Travel Tales: The African Safari Reader by Michael Brein

Travel Tales: The African Safari Reader

By

  • Genre Nature
  • Released
  • Size 245.61 kB

Description

Travel Tales: The African Safari Reader is a collection of African wildlife safari stories including some very scary tales of coming close to possible trouble with wild animals in your African travels but fortunately managing to just escape unscathed. It is also a collection of some of the fearful sorts of things that can and do happen to travelers, but mostly these will not happen to you. But if they do, you get to experience real, raw fear including sometimes fear for your very own life. These are very unsettling occasions that may pop up now and again in your travels.

Travel Tales: The African Safari Reader, includes specific tales of close calls, and, hopefully, even occasional great escapes by travelers, specifically on safari in Africa with lions, snakes, hippos, elephants, Cape buffalos, crocodiles, baboons, hyenas, and more.

This collection of true tales is the place to hear about African wildlife. I hope dangerous African wildlife encounters don't happen to you, but if they do, I hope you manage to escape and overcome them. Hopefully, you'll be all the wiser for reading about such things throughout these pages.

By reading the accounts of others on safari you'll gain a healthier respect for what it is like to experience the true wild. And you'll gain a better respect for Mother Nature in all her glory as you witness and enjoy her magnificent African wildlife creations.

Travel Tales: The African Safari Reader includes examples of bad things that occasionally happen to travelers despite their best efforts to avoid such things. But bad things DO happen on occasion, and the best thing to do is to avoid them in the first place. But if we cannot, we should do our best to escape them.

Again, while there's no easy, simple miracle list of failsafe strategies for always staying safe and surviving each dangerous situation with wild animals that may arise, there are, nevertheless, meaningful takeaway strategies from the many examples presented in this book that'll enable one to develop and keep in mind ways to enhance personal safety and reduce the risks of potentially dangerous outcomes.

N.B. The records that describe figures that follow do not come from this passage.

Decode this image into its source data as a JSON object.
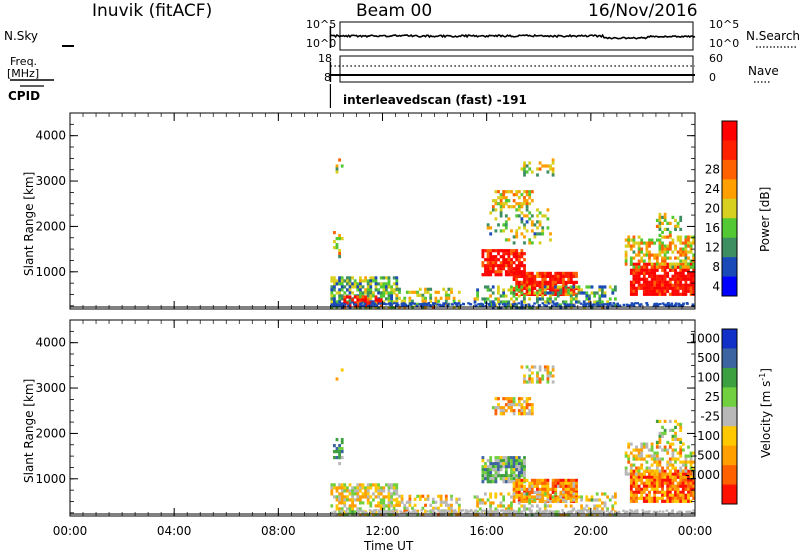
{
  "header": {
    "station": "Inuvik (fitACF)",
    "beam": "Beam 00",
    "date": "16/Nov/2016"
  },
  "noise_panel": {
    "left_label": "N.Sky",
    "left_ticks": [
      "10^5",
      "10^0"
    ],
    "right_label": "N.Search",
    "right_ticks": [
      "10^5",
      "10^0"
    ]
  },
  "freq_panel": {
    "left_label_1": "Freq.",
    "left_label_2": "[MHz]",
    "left_ticks": [
      "18",
      "8"
    ],
    "right_label": "Nave",
    "right_ticks": [
      "60",
      "0"
    ]
  },
  "cpid": {
    "label": "CPID",
    "program": "interleavedscan (fast) -191"
  },
  "colors": {
    "power_scale": [
      "#0000ff",
      "#1a4ab8",
      "#3d8f61",
      "#52c832",
      "#d8d020",
      "#ffa000",
      "#ff6000",
      "#ff2000",
      "#ff0000"
    ],
    "velocity_scale": [
      "#1030c8",
      "#3c64a0",
      "#3ca040",
      "#70d040",
      "#b8b8b8",
      "#ffc800",
      "#ffa000",
      "#ff6000",
      "#ff1000"
    ]
  },
  "chart_data": [
    {
      "type": "heatmap",
      "name": "power",
      "ylabel": "Slant Range [km]",
      "yticks": [
        1000,
        2000,
        3000,
        4000
      ],
      "ylim": [
        180,
        4500
      ],
      "xlim": [
        0,
        24
      ],
      "colorbar": {
        "label": "Power [dB]",
        "ticks": [
          "4",
          "8",
          "12",
          "16",
          "20",
          "24",
          "28"
        ]
      },
      "echo_regions": [
        {
          "t0": 10.0,
          "t1": 12.6,
          "r0": 200,
          "r1": 900,
          "level": 0.35,
          "density": 0.65
        },
        {
          "t0": 10.5,
          "t1": 12.0,
          "r0": 220,
          "r1": 480,
          "level": 0.9,
          "density": 0.7
        },
        {
          "t0": 12.5,
          "t1": 15.0,
          "r0": 220,
          "r1": 650,
          "level": 0.45,
          "density": 0.45
        },
        {
          "t0": 10.1,
          "t1": 10.5,
          "r0": 1300,
          "r1": 1900,
          "level": 0.5,
          "density": 0.4
        },
        {
          "t0": 10.2,
          "t1": 10.5,
          "r0": 3150,
          "r1": 3500,
          "level": 0.45,
          "density": 0.35
        },
        {
          "t0": 15.8,
          "t1": 17.5,
          "r0": 900,
          "r1": 1500,
          "level": 0.92,
          "density": 0.85
        },
        {
          "t0": 17.0,
          "t1": 19.5,
          "r0": 500,
          "r1": 1000,
          "level": 0.88,
          "density": 0.85
        },
        {
          "t0": 15.5,
          "t1": 21.0,
          "r0": 200,
          "r1": 700,
          "level": 0.35,
          "density": 0.4
        },
        {
          "t0": 16.2,
          "t1": 17.8,
          "r0": 2400,
          "r1": 2800,
          "level": 0.55,
          "density": 0.6
        },
        {
          "t0": 17.3,
          "t1": 18.6,
          "r0": 3100,
          "r1": 3500,
          "level": 0.45,
          "density": 0.45
        },
        {
          "t0": 16.0,
          "t1": 18.5,
          "r0": 1600,
          "r1": 2400,
          "level": 0.4,
          "density": 0.25
        },
        {
          "t0": 21.5,
          "t1": 24.0,
          "r0": 500,
          "r1": 1200,
          "level": 0.95,
          "density": 0.9
        },
        {
          "t0": 21.3,
          "t1": 24.0,
          "r0": 1100,
          "r1": 1800,
          "level": 0.55,
          "density": 0.55
        },
        {
          "t0": 22.5,
          "t1": 23.5,
          "r0": 1800,
          "r1": 2300,
          "level": 0.45,
          "density": 0.45
        }
      ]
    },
    {
      "type": "heatmap",
      "name": "velocity",
      "ylabel": "Slant Range [km]",
      "xlabel": "Time UT",
      "xticks": [
        "00:00",
        "04:00",
        "08:00",
        "12:00",
        "16:00",
        "20:00",
        "00:00"
      ],
      "yticks": [
        1000,
        2000,
        3000,
        4000
      ],
      "ylim": [
        180,
        4500
      ],
      "xlim": [
        0,
        24
      ],
      "colorbar": {
        "label": "Velocity [m s^-1]",
        "ticks": [
          "1000",
          "500",
          "100",
          "25",
          "-25",
          "-100",
          "-500",
          "-1000"
        ]
      },
      "echo_regions": [
        {
          "t0": 10.0,
          "t1": 12.6,
          "r0": 200,
          "r1": 900,
          "level": 0.55,
          "density": 0.65
        },
        {
          "t0": 12.5,
          "t1": 15.0,
          "r0": 220,
          "r1": 650,
          "level": 0.6,
          "density": 0.45
        },
        {
          "t0": 10.1,
          "t1": 10.5,
          "r0": 1300,
          "r1": 1900,
          "level": 0.35,
          "density": 0.4
        },
        {
          "t0": 10.2,
          "t1": 10.5,
          "r0": 3150,
          "r1": 3500,
          "level": 0.55,
          "density": 0.35
        },
        {
          "t0": 15.8,
          "t1": 17.5,
          "r0": 900,
          "r1": 1500,
          "level": 0.35,
          "density": 0.85
        },
        {
          "t0": 17.0,
          "t1": 19.5,
          "r0": 500,
          "r1": 1000,
          "level": 0.72,
          "density": 0.85
        },
        {
          "t0": 15.5,
          "t1": 21.0,
          "r0": 200,
          "r1": 700,
          "level": 0.55,
          "density": 0.4
        },
        {
          "t0": 16.2,
          "t1": 17.8,
          "r0": 2400,
          "r1": 2800,
          "level": 0.65,
          "density": 0.6
        },
        {
          "t0": 17.3,
          "t1": 18.6,
          "r0": 3100,
          "r1": 3500,
          "level": 0.6,
          "density": 0.45
        },
        {
          "t0": 21.5,
          "t1": 24.0,
          "r0": 500,
          "r1": 1200,
          "level": 0.8,
          "density": 0.9
        },
        {
          "t0": 21.3,
          "t1": 24.0,
          "r0": 1100,
          "r1": 1800,
          "level": 0.6,
          "density": 0.55
        },
        {
          "t0": 22.5,
          "t1": 23.5,
          "r0": 1800,
          "r1": 2300,
          "level": 0.5,
          "density": 0.45
        }
      ]
    }
  ]
}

While many of the tales in this book are not strictly about life and death situations surrounding wildlife, some of them are, and some are no less about difficult, embarrassing, and otherwise annoying nuisances that we all would do well to avoid and do without.

The scope and variety of close calls with African wildlife in this book may surprise you. And some would never likely even occur to you. Some are even funny, like, for example, some of the examples of exotic wild animal meats you'd maybe try in Africa but would never eat even on a dare back home.

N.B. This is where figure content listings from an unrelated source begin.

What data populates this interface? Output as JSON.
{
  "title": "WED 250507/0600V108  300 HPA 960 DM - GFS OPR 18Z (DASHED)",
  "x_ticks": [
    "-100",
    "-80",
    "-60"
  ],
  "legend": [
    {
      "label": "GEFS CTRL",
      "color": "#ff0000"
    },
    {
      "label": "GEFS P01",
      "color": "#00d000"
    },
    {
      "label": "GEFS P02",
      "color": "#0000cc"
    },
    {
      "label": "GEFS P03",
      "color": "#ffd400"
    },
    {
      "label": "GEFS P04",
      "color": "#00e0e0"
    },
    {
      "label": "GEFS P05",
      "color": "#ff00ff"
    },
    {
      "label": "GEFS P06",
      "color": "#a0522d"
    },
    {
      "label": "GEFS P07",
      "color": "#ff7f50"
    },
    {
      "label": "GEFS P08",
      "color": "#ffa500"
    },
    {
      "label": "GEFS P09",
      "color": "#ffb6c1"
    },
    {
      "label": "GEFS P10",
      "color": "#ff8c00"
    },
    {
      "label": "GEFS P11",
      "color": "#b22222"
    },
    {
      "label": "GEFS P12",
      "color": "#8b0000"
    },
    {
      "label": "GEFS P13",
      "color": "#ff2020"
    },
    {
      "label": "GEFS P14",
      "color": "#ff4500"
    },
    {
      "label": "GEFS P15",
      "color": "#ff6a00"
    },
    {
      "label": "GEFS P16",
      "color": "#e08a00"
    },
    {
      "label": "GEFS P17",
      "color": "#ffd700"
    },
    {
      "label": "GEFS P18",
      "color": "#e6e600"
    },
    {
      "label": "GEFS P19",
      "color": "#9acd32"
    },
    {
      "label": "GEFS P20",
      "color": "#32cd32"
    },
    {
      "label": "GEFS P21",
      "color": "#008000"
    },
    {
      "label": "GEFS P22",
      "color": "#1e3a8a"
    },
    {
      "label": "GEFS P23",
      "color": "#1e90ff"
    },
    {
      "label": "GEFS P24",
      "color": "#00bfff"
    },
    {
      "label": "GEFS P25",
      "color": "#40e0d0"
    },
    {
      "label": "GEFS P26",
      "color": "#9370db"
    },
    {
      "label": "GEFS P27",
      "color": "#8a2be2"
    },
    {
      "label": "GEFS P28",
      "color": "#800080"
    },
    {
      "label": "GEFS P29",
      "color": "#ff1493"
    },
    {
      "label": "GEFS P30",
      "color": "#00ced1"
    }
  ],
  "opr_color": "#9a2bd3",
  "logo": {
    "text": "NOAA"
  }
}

Yes, such African wildlife encounters might never even occur to you, but after reading about it in this book, it may give you some pause — who knows?

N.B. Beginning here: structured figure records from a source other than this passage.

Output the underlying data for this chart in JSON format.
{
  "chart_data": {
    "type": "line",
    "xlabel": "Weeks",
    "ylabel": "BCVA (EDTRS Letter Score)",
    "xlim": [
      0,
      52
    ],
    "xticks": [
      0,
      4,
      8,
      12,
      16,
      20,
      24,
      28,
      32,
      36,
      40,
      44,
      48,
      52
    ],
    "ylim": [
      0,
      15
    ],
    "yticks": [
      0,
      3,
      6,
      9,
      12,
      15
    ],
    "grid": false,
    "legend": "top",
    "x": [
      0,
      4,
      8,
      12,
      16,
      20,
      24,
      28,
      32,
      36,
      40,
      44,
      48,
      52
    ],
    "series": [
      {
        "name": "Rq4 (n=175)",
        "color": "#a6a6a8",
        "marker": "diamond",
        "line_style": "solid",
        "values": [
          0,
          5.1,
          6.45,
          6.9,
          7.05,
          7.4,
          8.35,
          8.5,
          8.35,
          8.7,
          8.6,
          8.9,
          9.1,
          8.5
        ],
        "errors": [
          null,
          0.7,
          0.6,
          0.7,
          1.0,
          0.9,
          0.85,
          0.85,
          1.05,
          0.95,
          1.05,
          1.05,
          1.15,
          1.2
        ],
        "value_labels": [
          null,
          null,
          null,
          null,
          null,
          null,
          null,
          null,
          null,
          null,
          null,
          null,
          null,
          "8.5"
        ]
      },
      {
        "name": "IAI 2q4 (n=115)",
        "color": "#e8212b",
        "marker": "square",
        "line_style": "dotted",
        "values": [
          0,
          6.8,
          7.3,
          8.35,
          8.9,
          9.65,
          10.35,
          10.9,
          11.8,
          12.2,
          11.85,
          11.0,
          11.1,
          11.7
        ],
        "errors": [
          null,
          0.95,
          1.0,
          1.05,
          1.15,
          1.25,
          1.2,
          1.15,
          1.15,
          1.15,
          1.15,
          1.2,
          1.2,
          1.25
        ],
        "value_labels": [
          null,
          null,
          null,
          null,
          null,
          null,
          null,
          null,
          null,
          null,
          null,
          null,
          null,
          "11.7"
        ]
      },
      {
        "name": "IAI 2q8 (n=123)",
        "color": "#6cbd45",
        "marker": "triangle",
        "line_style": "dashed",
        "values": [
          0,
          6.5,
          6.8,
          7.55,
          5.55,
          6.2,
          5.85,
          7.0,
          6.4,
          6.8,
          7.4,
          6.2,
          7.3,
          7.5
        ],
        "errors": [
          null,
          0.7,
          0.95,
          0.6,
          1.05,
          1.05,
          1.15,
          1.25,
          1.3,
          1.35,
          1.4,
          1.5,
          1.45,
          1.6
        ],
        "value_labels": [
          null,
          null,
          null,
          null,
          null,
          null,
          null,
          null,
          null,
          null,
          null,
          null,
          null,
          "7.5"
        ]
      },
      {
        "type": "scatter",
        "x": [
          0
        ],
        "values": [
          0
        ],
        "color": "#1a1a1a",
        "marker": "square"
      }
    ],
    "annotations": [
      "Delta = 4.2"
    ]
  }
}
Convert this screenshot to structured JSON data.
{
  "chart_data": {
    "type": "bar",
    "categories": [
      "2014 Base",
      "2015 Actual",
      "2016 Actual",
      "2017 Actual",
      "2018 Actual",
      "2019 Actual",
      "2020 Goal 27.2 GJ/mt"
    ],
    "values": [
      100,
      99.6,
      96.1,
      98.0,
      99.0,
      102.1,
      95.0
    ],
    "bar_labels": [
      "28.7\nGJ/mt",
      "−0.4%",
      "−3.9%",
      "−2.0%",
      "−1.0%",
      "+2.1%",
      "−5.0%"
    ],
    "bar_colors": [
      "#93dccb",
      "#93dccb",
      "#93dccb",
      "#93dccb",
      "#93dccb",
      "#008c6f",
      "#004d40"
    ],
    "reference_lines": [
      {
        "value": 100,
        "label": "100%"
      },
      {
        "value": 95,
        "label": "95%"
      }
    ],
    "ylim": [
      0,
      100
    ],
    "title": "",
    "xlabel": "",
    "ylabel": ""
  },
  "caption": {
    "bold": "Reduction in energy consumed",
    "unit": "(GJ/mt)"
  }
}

Please note: another book in our True Travel Tales series, namely Travel Tales: Wild Animals includes all of the African wildlife content included in this book plus more wildlife stories from all around the world.

If by reading this African Safari Reader you avoid even one unexpected travel danger that you might never have even thought of other than by reading this book, then I'll have accomplished a very useful purpose.